Ma Fontana più che gli amori di Franz (anche quelli) ne ripercorre l’opera, dall’uomo che si ritrova scarafaggio, chiamiamolo così, nella Metamorfosi, ai tre romanzi incompiuti, Il disperso, Il processo, Il castello, ad alcuni racconti memorabili, Nella colonia penale, Il messaggio dell’imperatore, Un medico di campagna, La condanna… Lo rilegge anche attraverso le parole di altri, da Kundera a Günther Anders a Walter Benjamin, per arrivare poi soprattutto lui pure a un personale corpo a corpo, perché non è possibile essere uno scrittore contemporaneo senza aver fatto questo affondo, ilare e doloroso, nella vertiginosa scrittura kafkiana. K. è infatti uno di quei narratori che divide il tempo in due: “il tempo prima e il tempo dopo di lui” ed è impensabile raccogliere oggi il testimone della scrittura senza misurarsi con l’“assalto al limite” che era per lui la letteratura (lo disse nei Diari). 

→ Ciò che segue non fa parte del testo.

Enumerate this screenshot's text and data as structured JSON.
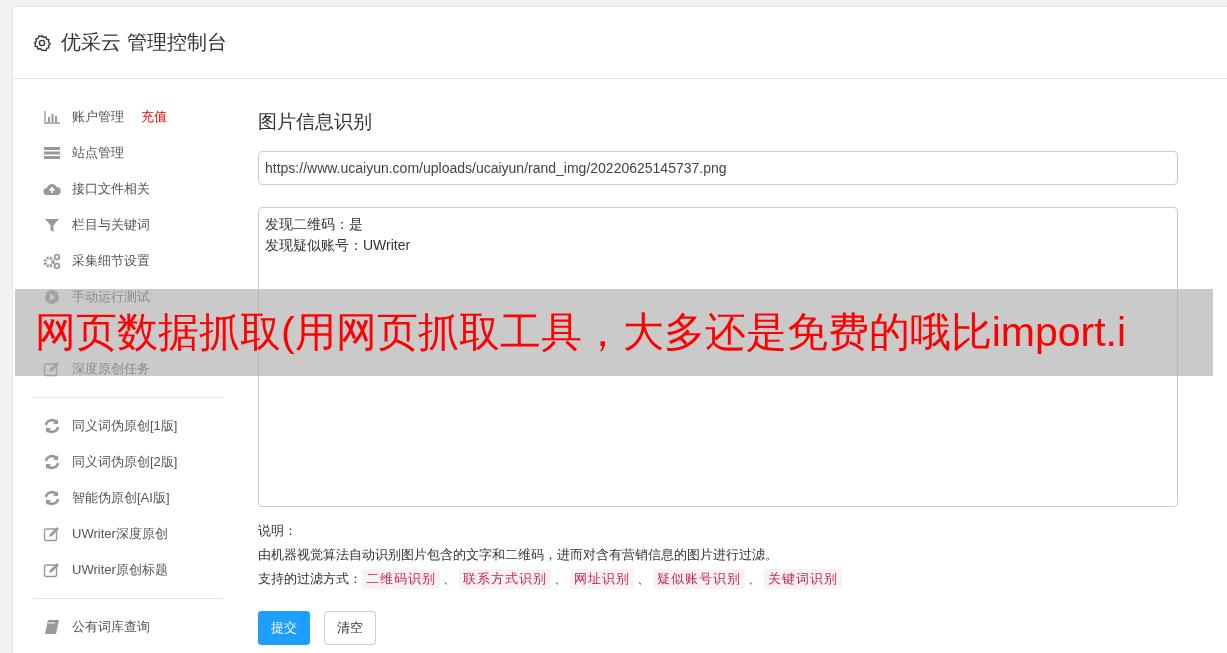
{
  "header": {
    "title": "优采云 管理控制台"
  },
  "sidebar": {
    "groups": [
      {
        "items": [
          {
            "kind": "bars",
            "label": "账户管理",
            "badge": "充值"
          },
          {
            "kind": "server",
            "label": "站点管理"
          },
          {
            "kind": "cloud",
            "label": "接口文件相关"
          },
          {
            "kind": "filter",
            "label": "栏目与关键词"
          },
          {
            "kind": "gears",
            "label": "采集细节设置"
          },
          {
            "kind": "play",
            "label": "手动运行测试"
          },
          {
            "kind": "covered"
          },
          {
            "kind": "edit",
            "label": "深度原创任务"
          }
        ]
      },
      {
        "items": [
          {
            "kind": "refresh",
            "label": "同义词伪原创[1版]"
          },
          {
            "kind": "refresh",
            "label": "同义词伪原创[2版]"
          },
          {
            "kind": "refresh",
            "label": "智能伪原创[AI版]"
          },
          {
            "kind": "edit",
            "label": "UWriter深度原创"
          },
          {
            "kind": "edit",
            "label": "UWriter原创标题"
          }
        ]
      },
      {
        "items": [
          {
            "kind": "book",
            "label": "公有词库查询"
          }
        ]
      }
    ]
  },
  "main": {
    "title": "图片信息识别",
    "url_field": {
      "value": "https://www.ucaiyun.com/uploads/ucaiyun/rand_img/20220625145737.png"
    },
    "result_box": {
      "lines": [
        "发现二维码：是",
        "发现疑似账号：UWriter"
      ]
    },
    "notes": {
      "heading": "说明：",
      "description": "由机器视觉算法自动识别图片包含的文字和二维码，进而对含有营销信息的图片进行过滤。",
      "methods_label": "支持的过滤方式：",
      "separator": "、",
      "methods": [
        "二维码识别",
        "联系方式识别",
        "网址识别",
        "疑似账号识别",
        "关键词识别"
      ]
    },
    "buttons": [
      {
        "kind": "primary",
        "label": "提交"
      },
      {
        "kind": "default",
        "label": "清空"
      }
    ]
  },
  "banner": {
    "text": "网页数据抓取(用网页抓取工具，大多还是免费的哦比import.i"
  }
}
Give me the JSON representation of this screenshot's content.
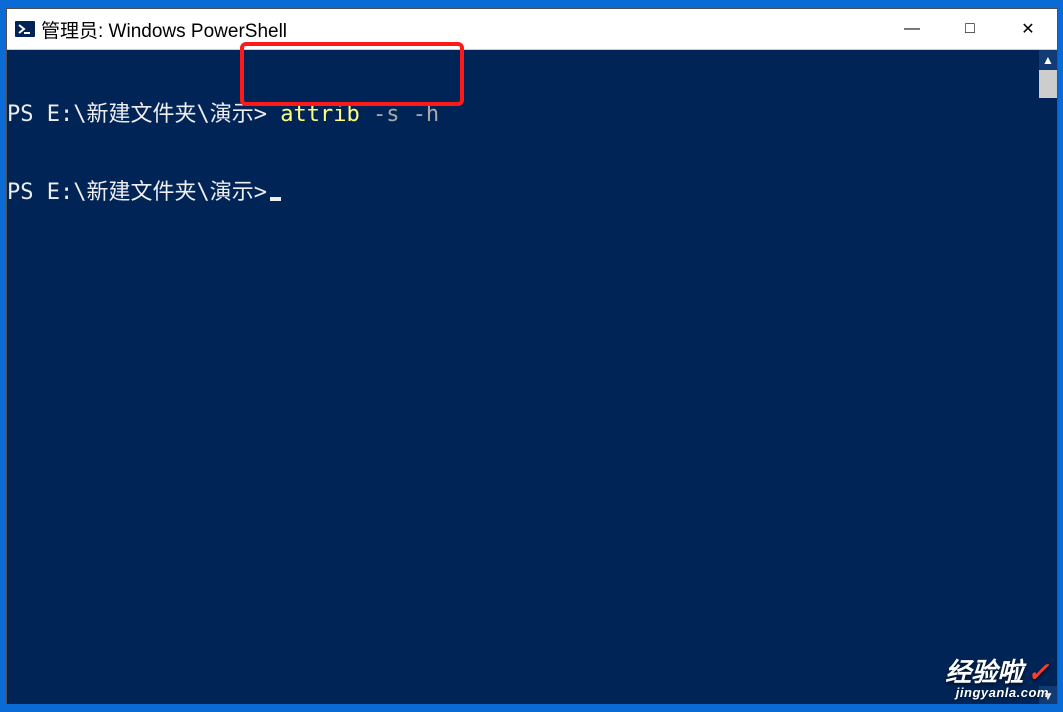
{
  "window": {
    "title": "管理员: Windows PowerShell"
  },
  "terminal": {
    "lines": [
      {
        "prompt": "PS E:\\新建文件夹\\演示>",
        "command": "attrib",
        "args": "-s -h"
      },
      {
        "prompt": "PS E:\\新建文件夹\\演示>",
        "command": "",
        "args": ""
      }
    ]
  },
  "watermark": {
    "line1": "经验啦",
    "check": "✓",
    "line2": "jingyanla.com"
  },
  "titlebar_buttons": {
    "minimize": "—",
    "maximize": "□",
    "close": "✕"
  },
  "scrollbar": {
    "up": "▲",
    "down": "▼"
  }
}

Può sorprendere che quei diari, nel 1921, come si legge in un’altra biografia critica, Kafka. Una battaglia per l’esistenza di Klaus Wagenbach (Il Saggiatore), Franz decise di consegnarli a Milena, pur avendo già rotto il rapporto d’amore. Ma la stimava moltissimo, tanto che le aveva già dato i manoscritti del Disperso e della Lettera al padre. E questo è un dettaglio che modifica l’idea dei suoi rapporti soltanto disastrosi con le donne. Nei mesi finali della sua esistenza riuscì a stabilire una relazione di convivenza con l’ultimo amore, Dora Diamant. Con la sorella Ottla, più giovane di lui di nove anni, ebbe un rapporto di reciproca complicità. Nel marzo del 1924, le sue condizioni erano peggiorate, e la rigida scelta di una dieta vegetariana non aiutava. Stava scrivendo il racconto di Josefine, colei che vuole essere cancellata. Franz vuole essere cancellato. Si sente uno scrittore fallito, uno che ha lasciato tutto in sospeso. In aprile viene trasportato in sanatorio. Gli sono vicini Dora e l’amico medico e scrittore Robert Klopstock. Max Brod va spesso a trovarlo e a lui chiede di distruggere ogni riga non ancora pubblicata. Glielo ripete anche per lettera: “Carissimo Max, la mia ultima preghiera: tutto quello che si trova nel mio lascito, diari, manoscritti, lettere, di altri e mie, disegni ecc., bruciarlo interamente e senza leggerlo, come anche tutti gli scritti e i disegni che tu, o altri a cui tu dovessi chiederlo a nome mio, possedete”. Nessuno lo ha fatto. Per fortuna.